29 avril. — Repris les Baigneuses.

Je comprends mieux, depuis que je suis ici, quoique la végétation soit peu avancée, le principe des arbres. Il faut les modeler dans un reflet coloré comme la chair : le même principe paraît ici encore plus pratique. Il ne faut pas que ce reflet soit complètement un reflet. Quand on finit, on reflète davantage là où cela est nécessaire, et quand on touche par-dessus les clairs ou gris, la transition est moins brusque. Je remarque qu’il faut toujours modeler par masses tournantes, comme seraient des objets qui ne seraient pas composés d’une infinité de petites parties, comme sont les feuilles : mais comme la transparence en est extrême, le ton du reflet joue dans les feuilles un très grand rôle.

Donc observer :

1° Ce ton général qui n’est tout à fait ni reflet ni ombre, ni clair, mais transparent presque partout ;

2° Le bord plus froid et plus sombre, qui marquera le passage de ce reflet au clair, qui doit être indiqué dans l’ébauche ;

3° Les feuilles entièrement dans l’ombre portée de celles qui sont au-dessus, qui n’ont ni reflets ni clairs, et qu’il est mieux d’indiquer après ;

4° Le clair mat qui doit être touché le dernier.
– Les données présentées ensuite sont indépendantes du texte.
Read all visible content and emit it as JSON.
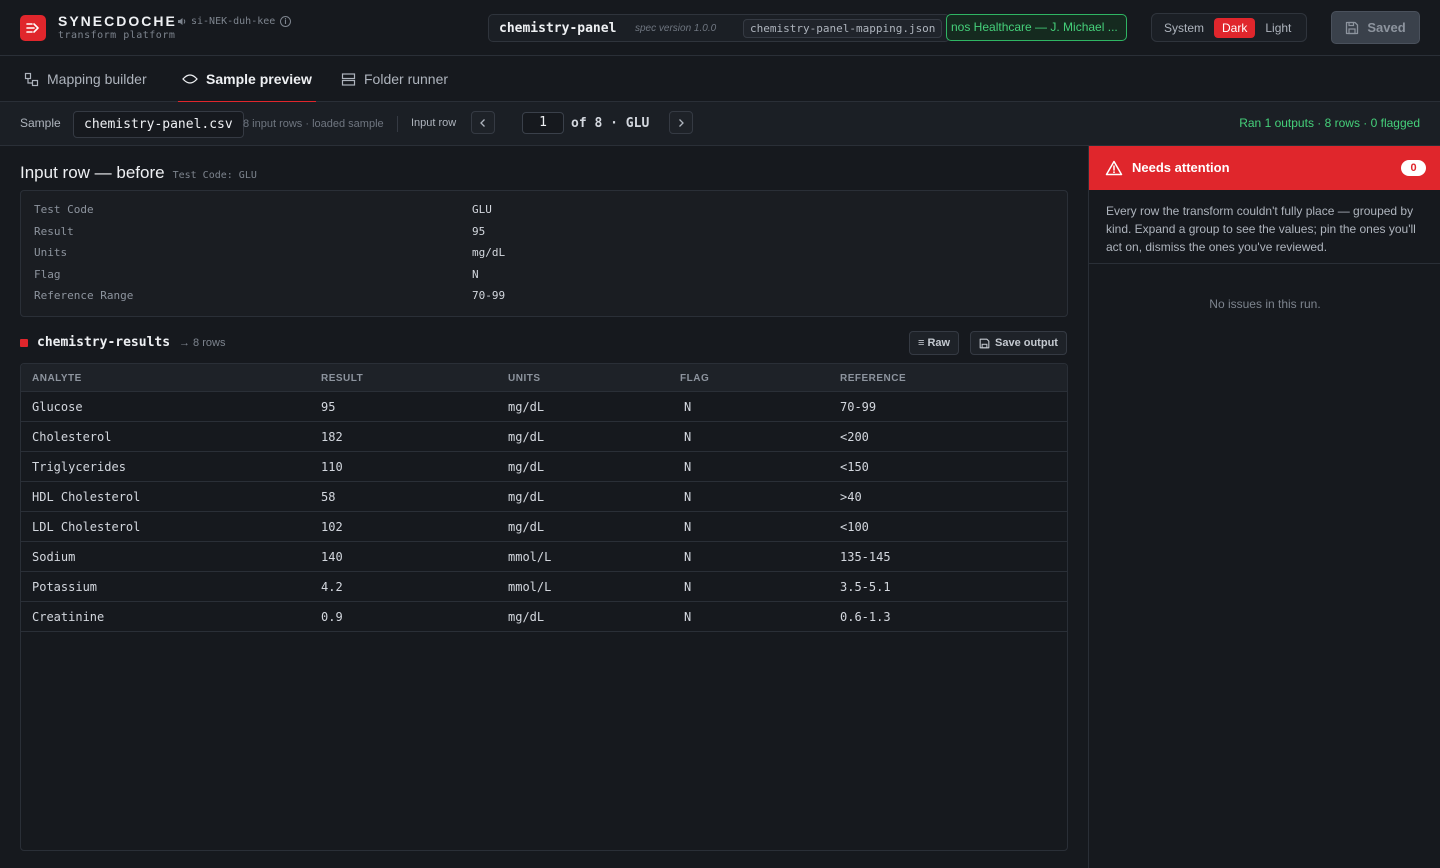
{
  "app": {
    "name": "SYNECDOCHE",
    "subtitle": "transform platform",
    "pronunciation": "si-NEK-duh-kee"
  },
  "spec": {
    "name": "chemistry-panel",
    "version": "spec version 1.0.0",
    "file": "chemistry-panel-mapping.json",
    "org": "nos Healthcare — J. Michael ..."
  },
  "theme": {
    "options": [
      "System",
      "Dark",
      "Light"
    ],
    "selected": "Dark"
  },
  "save": {
    "label": "Saved"
  },
  "tabs": [
    {
      "label": "Mapping builder",
      "icon": "mapping-icon"
    },
    {
      "label": "Sample preview",
      "icon": "eye-icon",
      "active": true
    },
    {
      "label": "Folder runner",
      "icon": "folder-runner-icon"
    }
  ],
  "sample": {
    "label": "Sample",
    "file": "chemistry-panel.csv",
    "meta": "8 input rows · loaded sample",
    "input_row_label": "Input row",
    "row_value": "1",
    "of_text": "of 8 · GLU",
    "status": "Ran 1 outputs · 8 rows · 0 flagged"
  },
  "input": {
    "title": "Input row — before",
    "subtitle": "Test Code: GLU",
    "fields": [
      {
        "key": "Test Code",
        "value": "GLU"
      },
      {
        "key": "Result",
        "value": "95"
      },
      {
        "key": "Units",
        "value": "mg/dL"
      },
      {
        "key": "Flag",
        "value": "N"
      },
      {
        "key": "Reference Range",
        "value": "70-99"
      }
    ]
  },
  "output": {
    "name": "chemistry-results",
    "rows_label": "→ 8 rows",
    "raw_label": "≡ Raw",
    "save_label": "Save output",
    "columns": [
      "ANALYTE",
      "RESULT",
      "UNITS",
      "FLAG",
      "REFERENCE"
    ],
    "rows": [
      [
        "Glucose",
        "95",
        "mg/dL",
        "N",
        "70-99"
      ],
      [
        "Cholesterol",
        "182",
        "mg/dL",
        "N",
        "<200"
      ],
      [
        "Triglycerides",
        "110",
        "mg/dL",
        "N",
        "<150"
      ],
      [
        "HDL Cholesterol",
        "58",
        "mg/dL",
        "N",
        ">40"
      ],
      [
        "LDL Cholesterol",
        "102",
        "mg/dL",
        "N",
        "<100"
      ],
      [
        "Sodium",
        "140",
        "mmol/L",
        "N",
        "135-145"
      ],
      [
        "Potassium",
        "4.2",
        "mmol/L",
        "N",
        "3.5-5.1"
      ],
      [
        "Creatinine",
        "0.9",
        "mg/dL",
        "N",
        "0.6-1.3"
      ]
    ]
  },
  "attention": {
    "title": "Needs attention",
    "count": "0",
    "description": "Every row the transform couldn't fully place — grouped by kind. Expand a group to see the values; pin the ones you'll act on, dismiss the ones you've reviewed.",
    "empty": "No issues in this run."
  },
  "colors": {
    "accent": "#e0262c",
    "success": "#45d07a",
    "bg": "#16191e"
  }
}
Il faut raisonner toujours ainsi, et surtout tenir compte du côté par où vient le jour. S’il vient de derrière l’arbre, celui-ci sera reflété presque complètement. Il présentera une masse reflétée dans laquelle on verra à peine quelques touches de ton mat ; si le jour, au contraire, vient de derrière le spectateur, c’est-à-dire en face de l’arbre, les branches qui sont de l’autre côté du tronc, au lieu d’être reflétées, feront des masses d’un ton d’ombre uni et tout à fait plat. En somme, plus les tons différents seront mis à plat, plus l’arbre aura de légèreté.

Plus je réfléchis sur la couleur, plus je découvre combien cette demi-teinte reflétée est le principe qui doit dominer, parce que c’est effectivement ce qui donne le vrai ton, le ton qui constitue la valeur, qui compte dans l’objet et le fait exister. La lumière à laquelle, dans les écoles, on nous apprend à attacher une importance égale et qu’on pose sur la toile en même temps que la demi-teinte et que l’ombre, n’est qu’un véritable accident : toute la couleur vraie est là : j’entends celle qui donne le sentiment de l’épaisseur et celui de la différence radicale qui doit distinguer un objet d’un autre.